In Healthy Gulf v. Burgum, environmental groups challenged BOEM’s NEPA analysis for Lease Sale 259. See 775 F. Supp. 3d at 465-466. On March 27, 2025, the US District Court for the District of Columbia held that BOEM’s failure to adequately evaluate greenhouse gas emissions and impacts to Rice’s whale rendered its NEPA analysis insufficient. During this time, a separate but related challenge to Lease Sale 261 was stayed prior to the court’s decision on the merits, pending resolution of the Lease Sale 259 litigation. See Healthy Gulf, et. al. v. Haaland, et. al., 1:23-cv-02487-APM (D.D.C. stay granted Nov. 29, 2023). Although the court in the Lease Sale 259 litigation ruled on the merits, it has not yet determined the appropriate remedy and ordered additional briefing from the parties addressing remedy.

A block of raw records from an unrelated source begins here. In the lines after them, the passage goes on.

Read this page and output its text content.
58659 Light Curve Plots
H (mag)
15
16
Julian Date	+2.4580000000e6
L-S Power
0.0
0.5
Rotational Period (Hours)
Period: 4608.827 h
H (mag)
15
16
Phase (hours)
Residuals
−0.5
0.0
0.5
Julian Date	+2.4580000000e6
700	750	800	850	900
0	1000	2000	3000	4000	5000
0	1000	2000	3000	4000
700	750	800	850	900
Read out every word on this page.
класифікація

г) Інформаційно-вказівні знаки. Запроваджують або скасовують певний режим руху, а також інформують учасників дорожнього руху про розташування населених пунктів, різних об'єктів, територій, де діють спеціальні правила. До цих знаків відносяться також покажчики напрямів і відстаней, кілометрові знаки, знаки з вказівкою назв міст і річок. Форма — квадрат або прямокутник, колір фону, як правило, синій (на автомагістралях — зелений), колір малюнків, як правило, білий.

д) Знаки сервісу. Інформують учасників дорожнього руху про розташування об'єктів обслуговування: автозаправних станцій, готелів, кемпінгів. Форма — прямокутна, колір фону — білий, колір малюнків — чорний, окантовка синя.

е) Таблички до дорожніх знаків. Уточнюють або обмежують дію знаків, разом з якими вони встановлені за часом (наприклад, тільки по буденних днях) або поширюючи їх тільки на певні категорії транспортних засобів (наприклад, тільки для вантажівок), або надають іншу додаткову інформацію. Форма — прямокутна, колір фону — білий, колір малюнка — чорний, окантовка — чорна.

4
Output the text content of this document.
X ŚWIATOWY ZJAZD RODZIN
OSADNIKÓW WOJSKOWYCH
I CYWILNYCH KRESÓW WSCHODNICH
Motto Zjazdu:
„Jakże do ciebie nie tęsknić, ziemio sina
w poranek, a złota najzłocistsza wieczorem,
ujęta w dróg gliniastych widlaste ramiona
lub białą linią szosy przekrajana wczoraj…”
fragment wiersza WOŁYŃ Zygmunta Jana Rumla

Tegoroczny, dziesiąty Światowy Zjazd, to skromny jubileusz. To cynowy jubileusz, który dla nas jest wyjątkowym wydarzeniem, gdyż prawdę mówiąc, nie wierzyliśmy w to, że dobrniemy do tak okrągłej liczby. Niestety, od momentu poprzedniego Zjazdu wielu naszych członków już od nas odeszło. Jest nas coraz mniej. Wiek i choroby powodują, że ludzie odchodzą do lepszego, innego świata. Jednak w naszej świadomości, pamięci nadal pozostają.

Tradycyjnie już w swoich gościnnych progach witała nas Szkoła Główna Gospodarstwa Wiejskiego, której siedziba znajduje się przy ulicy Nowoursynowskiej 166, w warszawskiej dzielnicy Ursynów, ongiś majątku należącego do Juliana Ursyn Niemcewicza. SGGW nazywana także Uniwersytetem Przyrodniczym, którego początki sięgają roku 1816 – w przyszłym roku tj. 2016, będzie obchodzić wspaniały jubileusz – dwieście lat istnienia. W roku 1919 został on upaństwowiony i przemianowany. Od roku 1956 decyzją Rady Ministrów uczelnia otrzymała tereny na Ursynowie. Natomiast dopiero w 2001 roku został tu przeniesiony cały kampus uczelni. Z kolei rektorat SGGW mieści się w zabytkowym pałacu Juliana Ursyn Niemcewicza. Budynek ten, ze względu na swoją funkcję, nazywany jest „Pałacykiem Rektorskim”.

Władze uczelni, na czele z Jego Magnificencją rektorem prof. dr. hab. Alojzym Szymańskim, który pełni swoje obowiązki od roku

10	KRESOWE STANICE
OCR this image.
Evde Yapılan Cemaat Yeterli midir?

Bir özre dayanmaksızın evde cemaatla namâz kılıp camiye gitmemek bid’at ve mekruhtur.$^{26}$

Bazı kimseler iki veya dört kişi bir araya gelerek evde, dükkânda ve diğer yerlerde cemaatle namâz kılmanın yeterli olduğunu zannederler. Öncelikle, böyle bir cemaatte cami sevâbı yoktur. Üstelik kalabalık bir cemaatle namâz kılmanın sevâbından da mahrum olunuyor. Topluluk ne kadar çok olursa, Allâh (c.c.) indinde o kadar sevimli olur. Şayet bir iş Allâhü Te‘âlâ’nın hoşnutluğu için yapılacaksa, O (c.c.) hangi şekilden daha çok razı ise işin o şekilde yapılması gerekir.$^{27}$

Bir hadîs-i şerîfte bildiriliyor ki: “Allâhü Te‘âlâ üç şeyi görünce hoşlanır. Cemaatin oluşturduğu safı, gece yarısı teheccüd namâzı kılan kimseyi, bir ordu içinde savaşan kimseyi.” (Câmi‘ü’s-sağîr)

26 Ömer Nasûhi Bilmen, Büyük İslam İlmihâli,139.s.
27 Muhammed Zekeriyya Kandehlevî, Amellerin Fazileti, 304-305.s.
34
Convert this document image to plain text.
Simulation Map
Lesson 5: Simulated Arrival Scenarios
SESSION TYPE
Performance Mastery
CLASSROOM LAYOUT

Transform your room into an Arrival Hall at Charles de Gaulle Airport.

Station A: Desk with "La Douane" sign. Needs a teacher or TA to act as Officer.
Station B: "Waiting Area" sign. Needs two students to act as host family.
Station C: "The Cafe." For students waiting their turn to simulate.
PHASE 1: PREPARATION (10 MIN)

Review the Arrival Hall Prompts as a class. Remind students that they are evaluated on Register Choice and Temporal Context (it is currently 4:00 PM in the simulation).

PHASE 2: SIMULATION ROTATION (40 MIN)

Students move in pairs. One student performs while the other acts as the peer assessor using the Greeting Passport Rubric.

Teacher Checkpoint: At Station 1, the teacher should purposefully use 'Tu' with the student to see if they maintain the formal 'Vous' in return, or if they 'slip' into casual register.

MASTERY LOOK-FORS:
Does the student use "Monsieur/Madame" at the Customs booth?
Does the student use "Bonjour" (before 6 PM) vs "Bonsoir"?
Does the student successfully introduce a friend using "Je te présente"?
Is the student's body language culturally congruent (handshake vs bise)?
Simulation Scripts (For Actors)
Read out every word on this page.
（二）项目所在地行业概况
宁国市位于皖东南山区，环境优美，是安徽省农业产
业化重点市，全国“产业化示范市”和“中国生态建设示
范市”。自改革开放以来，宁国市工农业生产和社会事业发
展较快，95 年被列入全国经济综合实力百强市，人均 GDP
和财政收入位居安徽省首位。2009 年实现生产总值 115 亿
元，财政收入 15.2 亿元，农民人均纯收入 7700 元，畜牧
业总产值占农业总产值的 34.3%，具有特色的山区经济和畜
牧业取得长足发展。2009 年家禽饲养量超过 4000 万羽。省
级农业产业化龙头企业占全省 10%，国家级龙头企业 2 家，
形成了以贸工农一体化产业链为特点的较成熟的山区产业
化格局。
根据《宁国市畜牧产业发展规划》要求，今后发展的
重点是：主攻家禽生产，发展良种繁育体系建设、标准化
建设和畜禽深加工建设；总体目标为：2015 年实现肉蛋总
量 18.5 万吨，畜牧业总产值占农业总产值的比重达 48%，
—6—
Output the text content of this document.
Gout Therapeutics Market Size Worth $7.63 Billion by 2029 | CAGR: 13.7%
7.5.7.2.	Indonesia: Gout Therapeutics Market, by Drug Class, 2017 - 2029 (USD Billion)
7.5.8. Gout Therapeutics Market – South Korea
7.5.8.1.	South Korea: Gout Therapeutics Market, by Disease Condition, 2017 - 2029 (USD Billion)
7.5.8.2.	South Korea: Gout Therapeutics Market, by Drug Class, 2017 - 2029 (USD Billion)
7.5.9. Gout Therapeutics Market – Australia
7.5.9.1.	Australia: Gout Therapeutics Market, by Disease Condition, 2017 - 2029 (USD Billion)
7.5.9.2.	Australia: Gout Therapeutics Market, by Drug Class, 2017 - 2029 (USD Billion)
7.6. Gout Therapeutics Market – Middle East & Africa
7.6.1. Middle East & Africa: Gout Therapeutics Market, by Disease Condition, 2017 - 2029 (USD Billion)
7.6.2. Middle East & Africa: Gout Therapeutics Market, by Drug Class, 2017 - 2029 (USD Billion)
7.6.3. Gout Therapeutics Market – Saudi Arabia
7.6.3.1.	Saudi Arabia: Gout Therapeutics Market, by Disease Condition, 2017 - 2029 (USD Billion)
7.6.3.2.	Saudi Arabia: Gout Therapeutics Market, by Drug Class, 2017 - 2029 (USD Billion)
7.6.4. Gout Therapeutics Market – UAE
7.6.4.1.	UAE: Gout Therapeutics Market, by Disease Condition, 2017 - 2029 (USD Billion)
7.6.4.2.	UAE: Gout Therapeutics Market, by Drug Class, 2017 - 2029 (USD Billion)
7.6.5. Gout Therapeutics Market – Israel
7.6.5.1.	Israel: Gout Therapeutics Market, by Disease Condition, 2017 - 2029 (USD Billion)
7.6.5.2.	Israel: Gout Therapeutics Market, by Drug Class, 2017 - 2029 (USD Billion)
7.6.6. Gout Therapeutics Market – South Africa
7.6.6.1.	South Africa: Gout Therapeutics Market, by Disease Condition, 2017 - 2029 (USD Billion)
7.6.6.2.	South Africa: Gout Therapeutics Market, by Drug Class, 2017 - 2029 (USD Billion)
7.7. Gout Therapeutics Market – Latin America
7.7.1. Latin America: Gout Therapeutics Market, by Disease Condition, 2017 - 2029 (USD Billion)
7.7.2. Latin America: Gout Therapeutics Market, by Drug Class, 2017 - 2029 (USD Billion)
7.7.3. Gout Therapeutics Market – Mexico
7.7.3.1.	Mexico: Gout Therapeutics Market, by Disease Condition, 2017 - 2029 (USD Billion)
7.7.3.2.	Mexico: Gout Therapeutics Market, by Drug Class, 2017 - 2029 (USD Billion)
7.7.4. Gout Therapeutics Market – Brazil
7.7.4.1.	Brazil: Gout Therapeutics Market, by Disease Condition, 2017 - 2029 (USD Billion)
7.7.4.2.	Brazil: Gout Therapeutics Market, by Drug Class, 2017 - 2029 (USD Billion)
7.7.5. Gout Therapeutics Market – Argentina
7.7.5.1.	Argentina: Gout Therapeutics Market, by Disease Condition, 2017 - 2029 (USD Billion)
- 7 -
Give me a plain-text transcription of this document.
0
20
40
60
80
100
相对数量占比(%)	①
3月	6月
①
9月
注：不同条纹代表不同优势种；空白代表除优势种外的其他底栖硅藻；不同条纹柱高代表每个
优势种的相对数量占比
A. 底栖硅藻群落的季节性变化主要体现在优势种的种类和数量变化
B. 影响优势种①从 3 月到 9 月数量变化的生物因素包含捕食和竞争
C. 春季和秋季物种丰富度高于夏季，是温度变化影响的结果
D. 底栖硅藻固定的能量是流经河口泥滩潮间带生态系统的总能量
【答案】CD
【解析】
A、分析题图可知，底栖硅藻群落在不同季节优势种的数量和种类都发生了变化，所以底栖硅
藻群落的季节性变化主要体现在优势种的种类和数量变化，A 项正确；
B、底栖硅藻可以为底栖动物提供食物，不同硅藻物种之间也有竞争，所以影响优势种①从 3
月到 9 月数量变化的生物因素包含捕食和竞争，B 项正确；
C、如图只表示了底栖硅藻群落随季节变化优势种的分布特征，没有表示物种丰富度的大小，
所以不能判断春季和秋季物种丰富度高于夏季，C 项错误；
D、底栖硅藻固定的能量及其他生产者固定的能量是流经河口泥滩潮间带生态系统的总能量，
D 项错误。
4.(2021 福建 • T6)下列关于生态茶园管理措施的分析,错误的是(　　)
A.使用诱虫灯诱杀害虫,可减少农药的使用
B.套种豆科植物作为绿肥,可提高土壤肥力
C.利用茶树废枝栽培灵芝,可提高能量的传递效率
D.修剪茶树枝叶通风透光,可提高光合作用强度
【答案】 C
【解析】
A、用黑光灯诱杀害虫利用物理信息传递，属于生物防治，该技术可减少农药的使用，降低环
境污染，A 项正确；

On the remedy issue, plaintiffs seek vacatur of BOEM’s Final Supplemental Environmental Impact Statement (FEIS) and partial vacatur of the leases issued pursuant to Lease Sale 259. In contrast, defendants and intervenors argue that the appropriate remedy is remand without vacatur. Briefing on the remedy issue was completed in June 2025, but the court has yet to rule on the remedy issue. In a March 2, 2026, filing, federal defendants took the position that because “BOEM has completed an additional NEPA analysis and reached a new decision, the remedy proceedings are now moot.” See Healthy Gulf v. Burgum, No. 23-cv-000604-APM, R.Doc. 95 (D.D.C. March 2, 2026).
While BOEM’s ROD reflects its reliance on the PEIS to reaffirm Lease Sales 259 and 261, the PEIS has broader implications. BOEM plans to use the PEIS, “among other things, as a NEPA analysis that can be tiered to when conducting post-lease and site-specific NEPA reviews of plans, permits, and other approvals” and to “inform extraordinary circumstance reviews to ensure categorical exclusions are used appropriately.” See ROD, p. 2.